Day 5: A hammam morning, then the Mellah
Four days of medina walking earns a slower morning. A local neighborhood hammam runs 20 to 50 MAD for entry and a basic kit of black soap and a kessa glove; a budget-friendly tourist-style hammam with a scrub starts closer to 150 MAD, and a full spa treatment at a hotel-grade hammam runs 400 to 800 MAD. Pick the tier that matches your patience for a no-frills, locals-only room versus an English-speaking version of the same ritual. In the afternoon, the Mellah, Marrakech’s former Jewish quarter, created in 1558 under the Saadians and once home to roughly 40,000 residents at its peak in the late 1940s, is a working neighborhood today with a spice and jewelry souk that sees a fraction of Semmarine’s foot traffic, even though almost no Jewish community remains following the emigrations of the 1950s and 60s. Spend the evening back at Jemaa el-Fnaa or on a quiet riad rooftop.
Five-day cost breakdown
| Day | Focus | Rough cost (MAD, food + entries + local transport) |
|---|---|---|
| Day 1 | Jemaa el-Fnaa, Koutoubia exterior, souk orientation | 200 to 300 |
| Day 2 | Souks, Ben Youssef Medersa, Bahia Palace | 300 to 450 |
| Day 3 | Jardin Majorelle, Saadian Tombs, the Kasbah | 500 to 650 |
| Day 4 | Le Jardin Secret, Menara Gardens, Gueliz evening | 250 to 400 |
| Day 5 | Hammam, the Mellah | 200 to 400 |
Is 5 days enough for Marrakech?
Five days is the point where the trip stops feeling rushed: the full medina rotation, both gardens, and a genuine rest day built in rather than bolted on. It suits a first Marrakech trip that isn’t part of a wider Morocco loop, where the city itself is the whole point rather than a stopover.
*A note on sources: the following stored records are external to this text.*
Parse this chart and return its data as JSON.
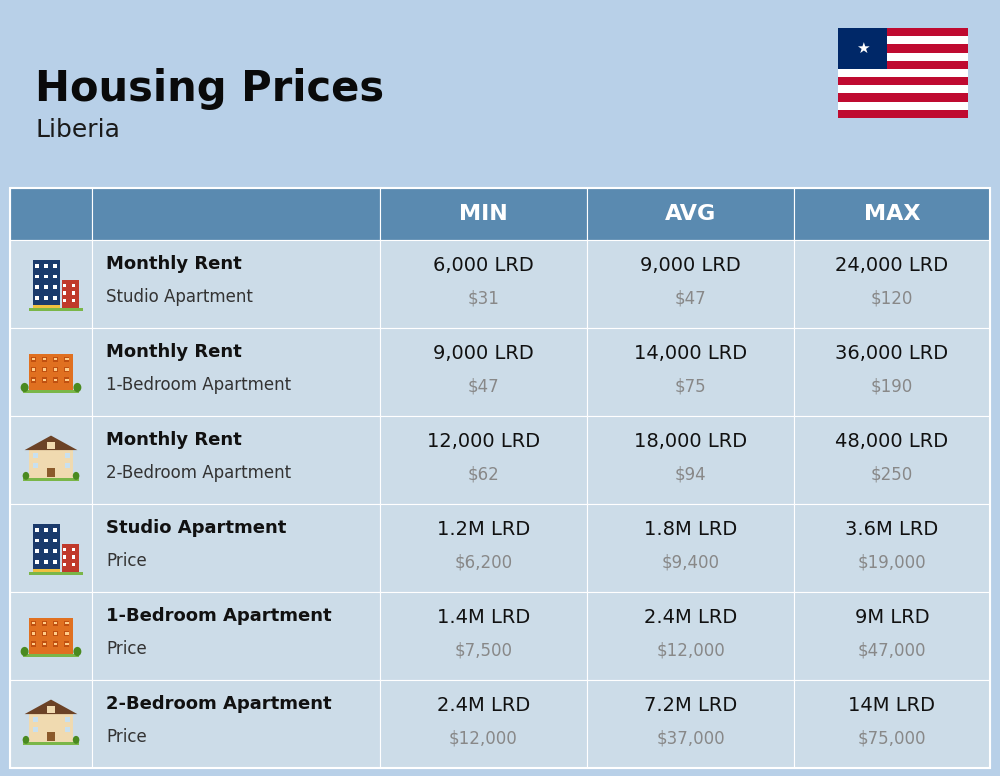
{
  "title": "Housing Prices",
  "subtitle": "Liberia",
  "background_color": "#b8d0e8",
  "header_bg_color": "#5a8ab0",
  "header_text_color": "#ffffff",
  "row_bg_light": "#ccdce8",
  "row_bg_dark": "#baced8",
  "divider_color": "#ffffff",
  "col_header_labels": [
    "MIN",
    "AVG",
    "MAX"
  ],
  "rows": [
    {
      "bold_label": "Monthly Rent",
      "sub_label": "Studio Apartment",
      "min_lrd": "6,000 LRD",
      "min_usd": "$31",
      "avg_lrd": "9,000 LRD",
      "avg_usd": "$47",
      "max_lrd": "24,000 LRD",
      "max_usd": "$120",
      "icon_type": "tall_blue"
    },
    {
      "bold_label": "Monthly Rent",
      "sub_label": "1-Bedroom Apartment",
      "min_lrd": "9,000 LRD",
      "min_usd": "$47",
      "avg_lrd": "14,000 LRD",
      "avg_usd": "$75",
      "max_lrd": "36,000 LRD",
      "max_usd": "$190",
      "icon_type": "wide_orange"
    },
    {
      "bold_label": "Monthly Rent",
      "sub_label": "2-Bedroom Apartment",
      "min_lrd": "12,000 LRD",
      "min_usd": "$62",
      "avg_lrd": "18,000 LRD",
      "avg_usd": "$94",
      "max_lrd": "48,000 LRD",
      "max_usd": "$250",
      "icon_type": "house_tan"
    },
    {
      "bold_label": "Studio Apartment",
      "sub_label": "Price",
      "min_lrd": "1.2M LRD",
      "min_usd": "$6,200",
      "avg_lrd": "1.8M LRD",
      "avg_usd": "$9,400",
      "max_lrd": "3.6M LRD",
      "max_usd": "$19,000",
      "icon_type": "tall_blue"
    },
    {
      "bold_label": "1-Bedroom Apartment",
      "sub_label": "Price",
      "min_lrd": "1.4M LRD",
      "min_usd": "$7,500",
      "avg_lrd": "2.4M LRD",
      "avg_usd": "$12,000",
      "max_lrd": "9M LRD",
      "max_usd": "$47,000",
      "icon_type": "wide_orange"
    },
    {
      "bold_label": "2-Bedroom Apartment",
      "sub_label": "Price",
      "min_lrd": "2.4M LRD",
      "min_usd": "$12,000",
      "avg_lrd": "7.2M LRD",
      "avg_usd": "$37,000",
      "max_lrd": "14M LRD",
      "max_usd": "$75,000",
      "icon_type": "house_tan"
    }
  ]
}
How much does this 5-day Marrakech trip cost?
Expect roughly 1,450 to 2,200 MAD total across the five days for food, entry tickets, and local transport, on top of your riad’s nightly rate. The hammam day is the widest swing in the whole trip, a local neighborhood hammam costs a fraction of a hotel-grade spa treatment for a genuinely different, less polished version of the same ritual.
Where to stay for this itinerary
A riad in the medina keeps everything above within walking distance and usually includes a rooftop terrace. If you’re travelling outside summer, ask specifically about heating, many riads leave guests cold at night even on mild days.
Pack a light scarf regardless of season, useful for covering up at religious-site exteriors and surprisingly handy on cool riad rooftops after sunset even in warmer months.